Perusahaan energi Israeli, firm NewMed Energy baru saja meneken kesepakatan ekspor gas terbesar dalam sejarahnya: $35 miliar untuk memasok 130 miliar meter kubik gas ke Mesir hingga tahun 2040. Angka-angka itu tampak kokoh seperti mercusuar kapitalisme, berdiri gagah di atas ladang gas Leviathan yang menganga di dasar Laut Tengah. Di atas kertas, ini adalah lompatan strategis, langkah maju, buah dari “kemitraan regional yang kuat.” Tapi di balik angka itu, barangkali ada aroma yang jauh lebih menyengat daripada gas alam: bau amis kemunafikan.
Leviathan bukan nama yang biasa. Dalam mitologi Ibrani, ia adalah monster laut, lambang kekuatan destruktif yang tak terkendali. Sebuah pilihan nama yang nyaris profetik, karena gas yang diambil dari perutnya kini menjadi alat untuk mengikat, bukan sekadar memasok; membentuk ketergantungan, bukan sekadar kerja sama. Dari monster laut purba menjadi monster geopolitik modern. Dan Mesir, negara dengan sejarah panjang perlawanan terhadap kolonialisme, kini memosisikan dirinya sebagai simpul utama dalam peta ekspor energi sang penjajah.

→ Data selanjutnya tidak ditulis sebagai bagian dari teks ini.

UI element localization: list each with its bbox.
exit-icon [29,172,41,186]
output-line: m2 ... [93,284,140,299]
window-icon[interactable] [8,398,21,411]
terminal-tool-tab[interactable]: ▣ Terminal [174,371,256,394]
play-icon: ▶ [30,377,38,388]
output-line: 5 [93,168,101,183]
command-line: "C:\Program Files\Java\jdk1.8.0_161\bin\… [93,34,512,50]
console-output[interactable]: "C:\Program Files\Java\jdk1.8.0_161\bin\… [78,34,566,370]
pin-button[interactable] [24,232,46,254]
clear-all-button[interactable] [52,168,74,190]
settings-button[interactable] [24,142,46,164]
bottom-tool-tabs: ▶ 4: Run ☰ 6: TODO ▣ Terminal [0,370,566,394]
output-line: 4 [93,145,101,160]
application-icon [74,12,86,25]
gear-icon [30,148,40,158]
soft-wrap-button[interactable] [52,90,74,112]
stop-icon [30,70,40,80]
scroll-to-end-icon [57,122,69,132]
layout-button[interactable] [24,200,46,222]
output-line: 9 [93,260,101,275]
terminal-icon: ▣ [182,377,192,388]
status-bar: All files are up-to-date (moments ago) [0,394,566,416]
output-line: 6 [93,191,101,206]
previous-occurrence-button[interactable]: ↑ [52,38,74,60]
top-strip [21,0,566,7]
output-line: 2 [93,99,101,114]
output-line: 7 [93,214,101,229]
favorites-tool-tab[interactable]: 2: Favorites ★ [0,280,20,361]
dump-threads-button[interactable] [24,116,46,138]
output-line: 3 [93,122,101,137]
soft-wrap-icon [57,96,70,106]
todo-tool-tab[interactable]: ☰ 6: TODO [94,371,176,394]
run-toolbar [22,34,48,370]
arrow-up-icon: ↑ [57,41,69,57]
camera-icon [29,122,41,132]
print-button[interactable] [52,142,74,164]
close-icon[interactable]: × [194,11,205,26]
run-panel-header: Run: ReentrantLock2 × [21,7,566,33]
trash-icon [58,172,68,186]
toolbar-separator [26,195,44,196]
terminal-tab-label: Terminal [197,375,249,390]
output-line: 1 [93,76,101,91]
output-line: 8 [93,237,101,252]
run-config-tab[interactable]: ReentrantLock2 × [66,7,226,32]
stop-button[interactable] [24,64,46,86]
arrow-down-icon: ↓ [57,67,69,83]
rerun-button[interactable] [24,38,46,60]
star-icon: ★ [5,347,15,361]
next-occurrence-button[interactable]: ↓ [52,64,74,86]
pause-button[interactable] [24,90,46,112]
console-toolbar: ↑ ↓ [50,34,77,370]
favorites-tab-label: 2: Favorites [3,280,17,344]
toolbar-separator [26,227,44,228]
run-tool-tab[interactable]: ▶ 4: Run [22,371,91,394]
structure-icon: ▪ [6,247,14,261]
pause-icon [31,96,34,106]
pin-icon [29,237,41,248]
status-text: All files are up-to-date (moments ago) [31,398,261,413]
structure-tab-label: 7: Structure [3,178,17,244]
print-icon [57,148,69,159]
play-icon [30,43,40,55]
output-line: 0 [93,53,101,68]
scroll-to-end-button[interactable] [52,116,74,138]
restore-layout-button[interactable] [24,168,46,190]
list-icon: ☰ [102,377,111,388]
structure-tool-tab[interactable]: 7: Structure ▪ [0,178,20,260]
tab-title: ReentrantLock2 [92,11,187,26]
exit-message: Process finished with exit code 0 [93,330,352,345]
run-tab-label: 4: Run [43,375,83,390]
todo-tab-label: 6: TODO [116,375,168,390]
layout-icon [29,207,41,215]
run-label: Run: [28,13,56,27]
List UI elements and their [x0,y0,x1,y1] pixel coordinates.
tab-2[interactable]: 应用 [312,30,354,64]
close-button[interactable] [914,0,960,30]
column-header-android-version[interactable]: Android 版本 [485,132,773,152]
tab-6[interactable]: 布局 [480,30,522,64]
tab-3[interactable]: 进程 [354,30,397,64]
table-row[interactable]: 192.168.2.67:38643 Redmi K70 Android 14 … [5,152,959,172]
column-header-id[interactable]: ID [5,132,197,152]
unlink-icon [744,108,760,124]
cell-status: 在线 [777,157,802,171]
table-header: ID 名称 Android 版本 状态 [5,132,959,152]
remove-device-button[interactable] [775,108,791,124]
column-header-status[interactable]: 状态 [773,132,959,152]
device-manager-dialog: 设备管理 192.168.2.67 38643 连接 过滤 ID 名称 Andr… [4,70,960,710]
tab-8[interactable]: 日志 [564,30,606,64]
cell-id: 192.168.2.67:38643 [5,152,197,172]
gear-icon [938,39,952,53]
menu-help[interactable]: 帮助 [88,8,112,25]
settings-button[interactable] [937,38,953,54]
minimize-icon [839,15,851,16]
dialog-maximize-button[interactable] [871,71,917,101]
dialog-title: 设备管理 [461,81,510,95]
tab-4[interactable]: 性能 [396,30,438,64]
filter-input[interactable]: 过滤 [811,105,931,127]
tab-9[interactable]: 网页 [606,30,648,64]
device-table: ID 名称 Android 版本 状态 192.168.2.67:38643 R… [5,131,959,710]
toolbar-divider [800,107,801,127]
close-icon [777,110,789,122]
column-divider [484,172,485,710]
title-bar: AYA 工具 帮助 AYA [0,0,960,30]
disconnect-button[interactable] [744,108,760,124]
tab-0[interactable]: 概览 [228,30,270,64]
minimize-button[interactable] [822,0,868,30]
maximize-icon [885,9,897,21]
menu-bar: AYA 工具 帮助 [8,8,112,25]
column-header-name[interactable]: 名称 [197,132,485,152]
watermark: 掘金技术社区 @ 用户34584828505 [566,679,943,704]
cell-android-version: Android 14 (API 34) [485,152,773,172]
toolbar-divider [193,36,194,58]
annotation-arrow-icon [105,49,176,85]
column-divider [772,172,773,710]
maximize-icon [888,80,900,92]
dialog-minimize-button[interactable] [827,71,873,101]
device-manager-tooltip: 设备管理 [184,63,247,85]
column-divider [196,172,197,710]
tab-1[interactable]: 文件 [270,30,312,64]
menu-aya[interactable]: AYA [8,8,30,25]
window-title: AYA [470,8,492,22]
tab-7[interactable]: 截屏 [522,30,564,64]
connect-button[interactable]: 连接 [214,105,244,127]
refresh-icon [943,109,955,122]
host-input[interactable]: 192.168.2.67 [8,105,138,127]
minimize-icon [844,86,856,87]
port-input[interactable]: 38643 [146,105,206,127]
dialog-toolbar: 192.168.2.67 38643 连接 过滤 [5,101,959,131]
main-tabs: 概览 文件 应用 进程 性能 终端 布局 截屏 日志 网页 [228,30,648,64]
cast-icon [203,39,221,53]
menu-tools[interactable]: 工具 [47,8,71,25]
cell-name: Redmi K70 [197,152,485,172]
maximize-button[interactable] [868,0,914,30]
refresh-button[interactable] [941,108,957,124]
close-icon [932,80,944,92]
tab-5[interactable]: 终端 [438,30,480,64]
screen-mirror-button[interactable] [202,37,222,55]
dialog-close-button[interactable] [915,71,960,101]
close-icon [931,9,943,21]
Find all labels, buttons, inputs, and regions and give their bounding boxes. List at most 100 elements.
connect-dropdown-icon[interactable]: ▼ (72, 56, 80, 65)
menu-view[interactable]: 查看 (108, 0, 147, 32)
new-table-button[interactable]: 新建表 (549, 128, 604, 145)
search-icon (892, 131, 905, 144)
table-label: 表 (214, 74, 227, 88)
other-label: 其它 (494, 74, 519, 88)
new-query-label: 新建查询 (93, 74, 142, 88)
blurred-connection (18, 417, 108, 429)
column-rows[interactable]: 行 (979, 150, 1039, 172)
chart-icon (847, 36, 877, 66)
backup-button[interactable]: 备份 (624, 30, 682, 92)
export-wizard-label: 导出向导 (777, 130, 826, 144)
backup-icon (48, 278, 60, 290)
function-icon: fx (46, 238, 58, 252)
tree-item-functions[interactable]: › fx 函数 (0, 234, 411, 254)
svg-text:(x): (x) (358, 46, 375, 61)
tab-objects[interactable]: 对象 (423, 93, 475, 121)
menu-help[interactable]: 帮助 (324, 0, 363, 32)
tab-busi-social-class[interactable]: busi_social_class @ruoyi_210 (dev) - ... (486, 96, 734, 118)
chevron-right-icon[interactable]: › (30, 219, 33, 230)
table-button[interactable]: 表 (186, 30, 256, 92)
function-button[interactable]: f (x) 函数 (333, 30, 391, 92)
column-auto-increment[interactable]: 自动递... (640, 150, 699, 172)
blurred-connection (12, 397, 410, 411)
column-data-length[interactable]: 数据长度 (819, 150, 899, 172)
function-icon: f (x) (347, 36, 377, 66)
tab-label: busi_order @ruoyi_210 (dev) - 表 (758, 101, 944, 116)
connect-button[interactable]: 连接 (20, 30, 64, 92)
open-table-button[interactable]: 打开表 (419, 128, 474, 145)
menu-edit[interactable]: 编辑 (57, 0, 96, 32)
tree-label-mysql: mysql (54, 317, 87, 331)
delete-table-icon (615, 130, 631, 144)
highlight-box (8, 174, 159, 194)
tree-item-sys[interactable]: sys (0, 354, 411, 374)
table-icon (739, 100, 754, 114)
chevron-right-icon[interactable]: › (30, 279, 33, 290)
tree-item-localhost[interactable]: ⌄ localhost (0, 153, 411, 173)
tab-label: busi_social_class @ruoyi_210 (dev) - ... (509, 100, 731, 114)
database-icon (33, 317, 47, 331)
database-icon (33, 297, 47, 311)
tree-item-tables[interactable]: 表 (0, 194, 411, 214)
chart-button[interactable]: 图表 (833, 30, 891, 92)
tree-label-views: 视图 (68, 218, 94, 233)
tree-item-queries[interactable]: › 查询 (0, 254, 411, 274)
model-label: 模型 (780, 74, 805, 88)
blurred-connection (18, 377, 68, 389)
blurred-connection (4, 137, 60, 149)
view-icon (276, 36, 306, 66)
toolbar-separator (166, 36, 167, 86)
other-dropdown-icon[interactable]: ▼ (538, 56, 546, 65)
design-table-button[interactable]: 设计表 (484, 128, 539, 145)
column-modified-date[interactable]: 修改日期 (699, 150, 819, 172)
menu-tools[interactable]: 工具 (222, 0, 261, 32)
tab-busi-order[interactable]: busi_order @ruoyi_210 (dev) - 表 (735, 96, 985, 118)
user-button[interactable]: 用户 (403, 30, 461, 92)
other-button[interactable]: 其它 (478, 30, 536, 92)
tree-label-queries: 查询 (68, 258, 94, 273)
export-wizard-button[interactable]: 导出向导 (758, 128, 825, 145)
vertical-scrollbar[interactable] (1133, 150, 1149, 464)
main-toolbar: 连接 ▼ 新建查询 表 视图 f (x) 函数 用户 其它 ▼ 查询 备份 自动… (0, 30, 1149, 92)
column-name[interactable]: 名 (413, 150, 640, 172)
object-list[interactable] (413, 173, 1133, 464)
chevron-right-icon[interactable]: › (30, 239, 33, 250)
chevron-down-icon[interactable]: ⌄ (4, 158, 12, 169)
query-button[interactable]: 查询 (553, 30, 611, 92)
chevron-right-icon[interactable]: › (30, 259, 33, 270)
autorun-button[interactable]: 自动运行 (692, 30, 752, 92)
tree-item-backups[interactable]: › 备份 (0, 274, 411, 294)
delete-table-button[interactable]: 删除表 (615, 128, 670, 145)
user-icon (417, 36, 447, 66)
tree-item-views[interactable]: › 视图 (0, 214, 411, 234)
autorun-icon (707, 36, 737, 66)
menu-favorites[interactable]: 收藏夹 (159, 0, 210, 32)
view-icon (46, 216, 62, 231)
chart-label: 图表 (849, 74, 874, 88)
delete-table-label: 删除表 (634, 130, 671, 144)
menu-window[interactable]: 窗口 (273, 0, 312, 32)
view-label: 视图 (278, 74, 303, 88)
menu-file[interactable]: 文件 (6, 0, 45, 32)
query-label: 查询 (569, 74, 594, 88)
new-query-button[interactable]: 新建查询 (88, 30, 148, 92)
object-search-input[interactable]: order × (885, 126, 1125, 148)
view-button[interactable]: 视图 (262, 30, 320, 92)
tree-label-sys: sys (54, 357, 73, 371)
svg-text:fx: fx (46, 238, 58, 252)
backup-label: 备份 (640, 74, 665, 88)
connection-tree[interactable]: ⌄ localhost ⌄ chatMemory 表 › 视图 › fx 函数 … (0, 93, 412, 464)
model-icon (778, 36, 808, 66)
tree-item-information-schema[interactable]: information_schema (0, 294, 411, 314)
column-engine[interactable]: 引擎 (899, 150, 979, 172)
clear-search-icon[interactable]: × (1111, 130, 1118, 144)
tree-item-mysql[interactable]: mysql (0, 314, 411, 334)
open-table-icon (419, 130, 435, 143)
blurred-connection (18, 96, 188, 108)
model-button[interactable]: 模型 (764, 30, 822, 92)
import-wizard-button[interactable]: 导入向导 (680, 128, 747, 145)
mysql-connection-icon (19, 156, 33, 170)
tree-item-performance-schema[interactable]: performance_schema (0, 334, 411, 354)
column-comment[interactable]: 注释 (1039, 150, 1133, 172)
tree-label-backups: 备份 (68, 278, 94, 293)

Mesir bukanlah korban yang tidak sadar. Negeri ini tahu persis dari siapa ia membeli gas. Ia juga tahu, setiap meter kubik gas dari Leviathan menyimpan konsekuensi moral: bahwa sebagian keuntungan dari perjanjian ini akan membiayai senjata, membayar tentara, dan menopang keberlangsungan mesin perang yang sedang menggiling Gaza. Tapi agaknya, di dunia modern, tragedi bisa ditunda jika ada cukup banyak digit dalam kontrak. Apalagi jika kontrak itu bisa menjinakkan krisis listrik dan menenangkan amarah publik yang sudah lelah dengan pemadaman bergilir dan harga roti yang melambung.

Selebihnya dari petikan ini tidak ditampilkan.